La angustia de las influencias

Stanislav Kondratiev

Esta escena transcurrió por última vez ante mis ojos hará unos diez años, y aunque parezca extraída de una novela histórica juro que fue real. Librería. Interior. En algún momento del día, en horario laboral. Se abre la puerta y un hombre se acerca con paso vacilante a la caja del negocio. Allí lo espera un librero. El sujeto busca algo en el bolsillo. ¿Estará por asaltar el local? ¿Por qué busca la billetera si aún no es momento de pagar? Extrae de algún lugar recóndito un pedazo de papel. Se trata de un recorte. Puede que sea una de esas personas que, aquejadas por alguna dolencia o enfermedad de nacimiento, se vea impedida de hablar, y entonces exigirá una ayuda, algún dinero, con una leyenda que apele a la conmiseración del librero. Pero de repente el personaje se manifiesta. Habla. Dice: «Estoy buscando este libro». Se trata de un pedazo de periódico donde hay impresa una reseña que habla de un libro que nuestro protagonista leyó atentamente y luego, convencido por el énfasis del texto, la argumentación del reseñista, la glosa del argumento, recortó a mano o con tijera y guardó con celo para cuando llegara el momento de hacer una visita a la librería. Lo que usted acaba de leer, insisto, sucedió en la vida real, en algún momento de fines del siglo XX o principios del siglo XXI en la ciudad de Buenos Aires, Argentina. Y ya no sucede ni probablemente vuelva a suceder.

Si la tecnología del libro es, como la de la rueda o el tenedor, una de las más perfectas que se inventaron, y es por eso que año tras año los intentos de suplantar los volúmenes impresos en papel por dispositivos electrónicos cada vez más sofisticados fracasan, lo cierto es que la manera en que los lectores llegan a tomar contacto con esos artefactos hechos de pulpa, tinta y cartón ha variado de forma radical. Y como periodista y crítico literario no puedo dejar de pensar en la dinámica de la circulación tanto del objeto libro como de los discursos que promueven su existencia y difusión. Para decirlo de una forma más sencilla: ¿quién habla de libros y literatura hoy? ¿Dónde? ¿A quiénes escuchan los compradores de obras de ficción y ensayo (dejemos prudentemente fuera de este artículo a las disciplinas que utilizan el soporte del libro para difundir contenido de otro tipo)? ¿Por quiénes se dejan seducir para seleccionar sus próximas lecturas? ¿A quiénes escuchan los hijos y los nietos del hombre del recorte periodístico del primer párrafo?

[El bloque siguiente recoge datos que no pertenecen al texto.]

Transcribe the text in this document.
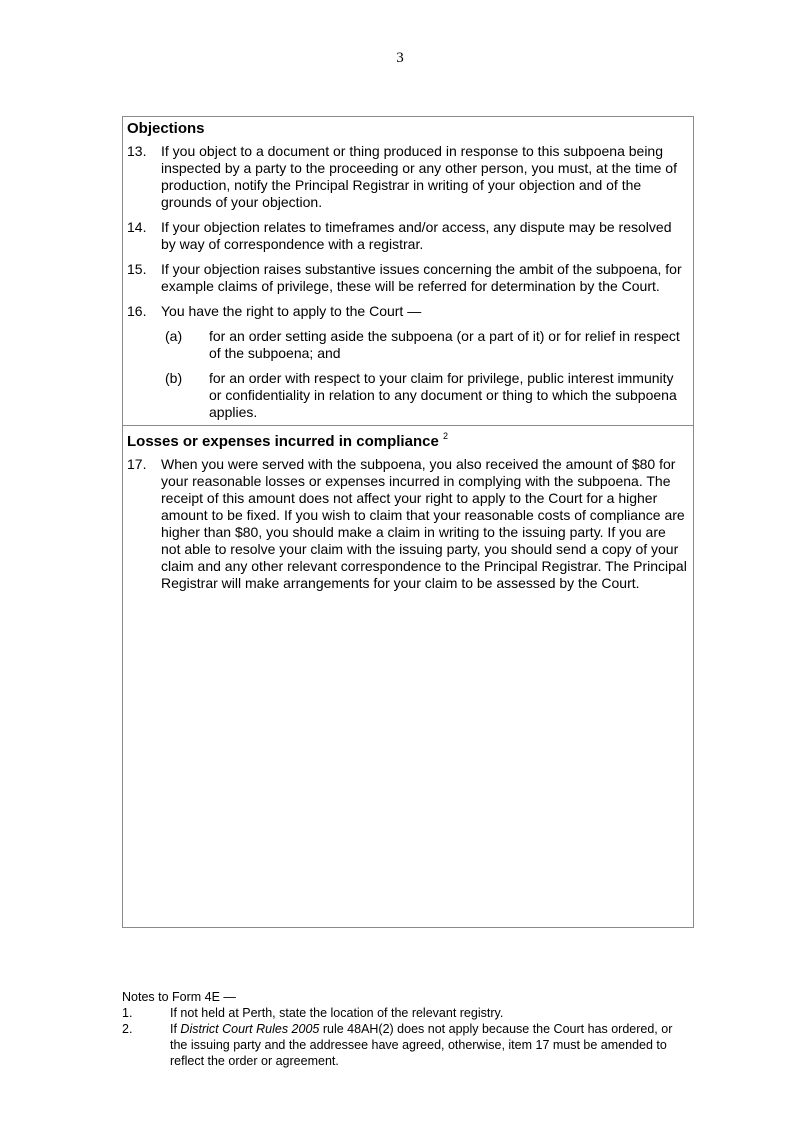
3
Objections
13.	If you object to a document or thing produced in response to this subpoena being inspected by a party to the proceeding or any other person, you must, at the time of production, notify the Principal Registrar in writing of your objection and of the grounds of your objection.
14.	If your objection relates to timeframes and/or access, any dispute may be resolved by way of correspondence with a registrar.
15.	If your objection raises substantive issues concerning the ambit of the subpoena, for example claims of privilege, these will be referred for determination by the Court.
16.	You have the right to apply to the Court —
(a)	for an order setting aside the subpoena (or a part of it) or for relief in respect of the subpoena; and
(b)	for an order with respect to your claim for privilege, public interest immunity or confidentiality in relation to any document or thing to which the subpoena applies.
Losses or expenses incurred in compliance $^2$
17.	When you were served with the subpoena, you also received the amount of $80 for your reasonable losses or expenses incurred in complying with the subpoena. The receipt of this amount does not affect your right to apply to the Court for a higher amount to be fixed. If you wish to claim that your reasonable costs of compliance are higher than $80, you should make a claim in writing to the issuing party. If you are not able to resolve your claim with the issuing party, you should send a copy of your claim and any other relevant correspondence to the Principal Registrar. The Principal Registrar will make arrangements for your claim to be assessed by the Court.
Notes to Form 4E —
1.	If not held at Perth, state the location of the relevant registry.
2.	If District Court Rules 2005 rule 48AH(2) does not apply because the Court has ordered, or the issuing party and the addressee have agreed, otherwise, item 17 must be amended to reflect the order or agreement.
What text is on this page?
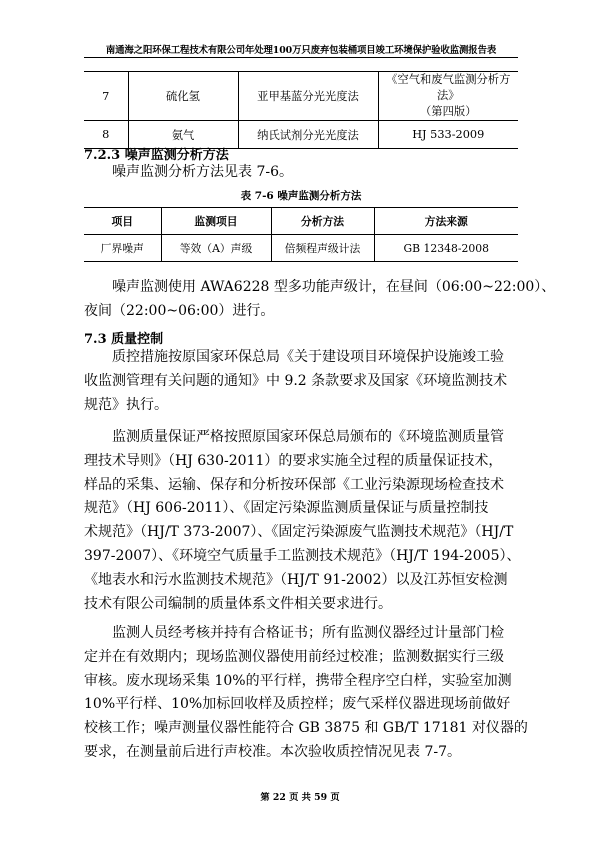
南通海之阳环保工程技术有限公司年处理100万只废弃包装桶项目竣工环境保护验收监测报告表
7	硫化氢	亚甲基蓝分光光度法	《空气和废气监测分析方法》
（第四版）

8	氨气	纳氏试剂分光光度法	HJ 533-2009
7.2.3 噪声监测分析方法
噪声监测分析方法见表 7-6。
表 7-6 噪声监测分析方法
项目	监测项目	分析方法	方法来源
厂界噪声	等效（A）声级	倍频程声级计法	GB 12348-2008
噪声监测使用 AWA6228 型多功能声级计，在昼间（06:00~22:00）、
夜间（22:00~06:00）进行。
7.3 质量控制
质控措施按原国家环保总局《关于建设项目环境保护设施竣工验
收监测管理有关问题的通知》中 9.2 条款要求及国家《环境监测技术
规范》执行。
监测质量保证严格按照原国家环保总局颁布的《环境监测质量管
理技术导则》（HJ 630-2011）的要求实施全过程的质量保证技术，
样品的采集、运输、保存和分析按环保部《工业污染源现场检查技术
规范》（HJ 606-2011）、《固定污染源监测质量保证与质量控制技
术规范》（HJ/T 373-2007）、《固定污染源废气监测技术规范》（HJ/T
397-2007）、《环境空气质量手工监测技术规范》（HJ/T 194-2005）、
《地表水和污水监测技术规范》（HJ/T 91-2002）以及江苏恒安检测
技术有限公司编制的质量体系文件相关要求进行。
监测人员经考核并持有合格证书；所有监测仪器经过计量部门检
定并在有效期内；现场监测仪器使用前经过校准；监测数据实行三级
审核。废水现场采集 10%的平行样，携带全程序空白样，实验室加测
10%平行样、10%加标回收样及质控样；废气采样仪器进现场前做好
校核工作；噪声测量仪器性能符合 GB 3875 和 GB/T 17181 对仪器的
要求，在测量前后进行声校准。本次验收质控情况见表 7-7。
第 22 页 共 59 页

El lector atento habrá notado que esta serie de preguntas tiene un leve carácter retórico, y que infiere que los discursos periodísticos tradicionales y, sobre todo, los de la crítica literaria especializada o académica han perdido en buena medida su protagonismo. Creo que no hace falta trazar un recorrido pormenorizado por la historia de la crisis del periodismo escrito, que ya lleva unos veinte años, para darnos cuenta de que algo de eso sucede y no parece haber vuelta atrás. Al menos en la Argentina estamos hablando del ocaso o la clausura de una modalidad de comunicación que tiene por lo menos un siglo y medio, y nació con los primeros periódicos, a fines del siglo XIX. Y desde principios del XX, con la llegada masiva de la inmigración y el desarrollo urbano, aquellos diarios, que llegaron a vender cientos de miles de ejemplares por día, fueron los que tradicionalmente cumplieron la tarea de informar en un sentido amplio, y también en el específicamente cultural y literario. Dentro de ellos existían críticos, escritores y periodistas que leían, reseñaban, recomendaban, difundían los libros que se podían y que había que leer. Fueron los primeros prescriptores de lectura para un público de masas.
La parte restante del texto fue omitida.